Investors not necessarily pushing first home buyers out of the market: BIS Shrapnel's Robert Mellor

Investors not necessarily pushing first home buyers out of the market: BIS Shrapnel's Robert Mellor
Jessie RichardsonDecember 7, 2020

It's not just investor activity, but changing benefits and an increased willingness to sit out of the property game that may be keeping first home buyers out of the market, according to one economist.

At BIS Shrapnel's Melbourne business forecasting conference earlier this week, managing director Robert Mellor commented that while investor activity did put upward pressure on prices, particularly in Sydney, there were other factors which are contributing to declining first home buyer numbers.

He cited the change in some first home buyer benefits as a catalyst for a recent shift in purchasing activity among the demographic. In New South Wales, first home buyers formerly received full stamp duty concessions on established homes, which Mellor explained equated to about a $17,000 benefit on a $550,000 purchase. The scheme ended in January 2012.

"So those sort of changes mean for many first home buyers, certainly in NSW, you suddenly had to find another $20,000," said Mellor.

"So I'd argue the point that one of the problems for potential first home buyers was the change in the rules where grants and stamp duty benefits were only provided for new dwellings, rather than established dwellings.

"They effectively had to find another $20,000 fairly quickly."

The change, Mellor said, may have encouraged potential first home buyers to "sit out of the market for another year" to save more – only to find home price growth eclipsing their increased savings.

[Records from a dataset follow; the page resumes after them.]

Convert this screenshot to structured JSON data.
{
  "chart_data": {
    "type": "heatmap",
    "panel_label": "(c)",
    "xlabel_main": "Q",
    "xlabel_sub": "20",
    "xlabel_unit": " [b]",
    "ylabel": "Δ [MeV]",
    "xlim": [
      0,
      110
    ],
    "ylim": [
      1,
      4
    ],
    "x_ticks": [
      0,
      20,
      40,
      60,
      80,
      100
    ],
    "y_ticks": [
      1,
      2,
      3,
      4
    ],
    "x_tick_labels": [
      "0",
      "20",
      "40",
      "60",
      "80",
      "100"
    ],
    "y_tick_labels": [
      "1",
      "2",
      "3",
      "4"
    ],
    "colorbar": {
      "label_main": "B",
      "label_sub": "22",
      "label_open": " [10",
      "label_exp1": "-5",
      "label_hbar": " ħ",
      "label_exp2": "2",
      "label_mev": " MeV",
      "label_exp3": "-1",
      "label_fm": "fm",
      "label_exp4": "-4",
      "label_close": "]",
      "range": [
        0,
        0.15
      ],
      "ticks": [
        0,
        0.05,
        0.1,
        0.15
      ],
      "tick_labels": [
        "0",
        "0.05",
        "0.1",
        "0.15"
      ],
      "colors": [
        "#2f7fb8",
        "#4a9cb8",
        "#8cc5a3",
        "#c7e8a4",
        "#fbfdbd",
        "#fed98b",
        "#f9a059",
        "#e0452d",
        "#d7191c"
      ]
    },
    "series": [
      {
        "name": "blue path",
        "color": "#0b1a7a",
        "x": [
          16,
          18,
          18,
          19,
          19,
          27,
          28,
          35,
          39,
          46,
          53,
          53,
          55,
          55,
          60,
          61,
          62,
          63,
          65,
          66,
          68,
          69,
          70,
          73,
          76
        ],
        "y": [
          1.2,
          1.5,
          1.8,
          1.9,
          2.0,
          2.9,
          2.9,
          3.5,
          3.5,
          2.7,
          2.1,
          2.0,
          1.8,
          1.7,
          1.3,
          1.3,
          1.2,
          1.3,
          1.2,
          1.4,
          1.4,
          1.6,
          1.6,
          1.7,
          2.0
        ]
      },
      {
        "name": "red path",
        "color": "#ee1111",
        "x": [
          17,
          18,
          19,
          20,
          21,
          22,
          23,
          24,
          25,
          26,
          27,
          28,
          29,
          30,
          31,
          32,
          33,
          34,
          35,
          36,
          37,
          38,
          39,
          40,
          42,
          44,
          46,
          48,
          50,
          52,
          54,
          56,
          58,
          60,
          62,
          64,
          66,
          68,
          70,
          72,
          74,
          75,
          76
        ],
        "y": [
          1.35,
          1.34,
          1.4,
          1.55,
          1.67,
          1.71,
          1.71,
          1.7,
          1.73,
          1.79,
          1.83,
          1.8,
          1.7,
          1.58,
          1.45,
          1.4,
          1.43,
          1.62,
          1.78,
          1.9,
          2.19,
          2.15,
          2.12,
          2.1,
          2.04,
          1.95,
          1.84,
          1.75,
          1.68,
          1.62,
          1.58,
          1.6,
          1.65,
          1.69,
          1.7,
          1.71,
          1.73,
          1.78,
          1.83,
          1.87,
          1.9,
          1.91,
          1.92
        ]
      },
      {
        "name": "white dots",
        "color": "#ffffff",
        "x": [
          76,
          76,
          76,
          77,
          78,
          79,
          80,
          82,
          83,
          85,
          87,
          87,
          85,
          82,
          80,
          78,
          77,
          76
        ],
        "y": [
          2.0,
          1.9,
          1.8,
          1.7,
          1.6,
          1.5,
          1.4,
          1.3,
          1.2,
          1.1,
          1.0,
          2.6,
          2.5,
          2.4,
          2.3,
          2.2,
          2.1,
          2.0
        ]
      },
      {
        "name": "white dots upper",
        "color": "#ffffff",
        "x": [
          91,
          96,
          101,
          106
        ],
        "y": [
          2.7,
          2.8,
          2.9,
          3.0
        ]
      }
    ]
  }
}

"And you've suddenly found that instead of trying to buy a $550,000 property, you were paying $630,000," he explained.

"And that...increase in price obviously totally swamped the lost value of the grants."

First home buyers who were unable to anticipate recent price growth, particularly in Sydney, may have found themselves priced out of the market. After a period of suppressed house prices, Mellor explained, many inexperienced buyers would not have expected prices to escalate in Sydney as they have in recent years. He also acknowledged the Australian Bureau of Statistics' admission that its first home buyer figures may be inaccurate.

"Everybody thought three years ago Sydney house prices were already very high. Well they weren't – they were undervalued in a long term context," said Mellor. However, he said that although Melbourne had not experienced the same price strength as Sydney, a similar situation had occurred when the Victorian government abolished its first home owner grant for established properties. Nevertheless, the declines in first home buyers numbers recorded in New South Wales and Queensland have been "much more severe".

The BIS Shrapnel head also attributed some of the lowered participation of first home buyers to a generational shift in attitudes towards home ownership, with uncertainty about future employment and lifestyles leading some to put off purchasing a home.

Mellor likened the relationship between investors and first home buyers to a "chicken and the egg kind of situation".

"Is it the investors forcing first home buyers out of the market? I would say they were out of the market simply because of the change in the conditions for them, and then once they sat on the sidelines, they couldn't purchase," said Mellor.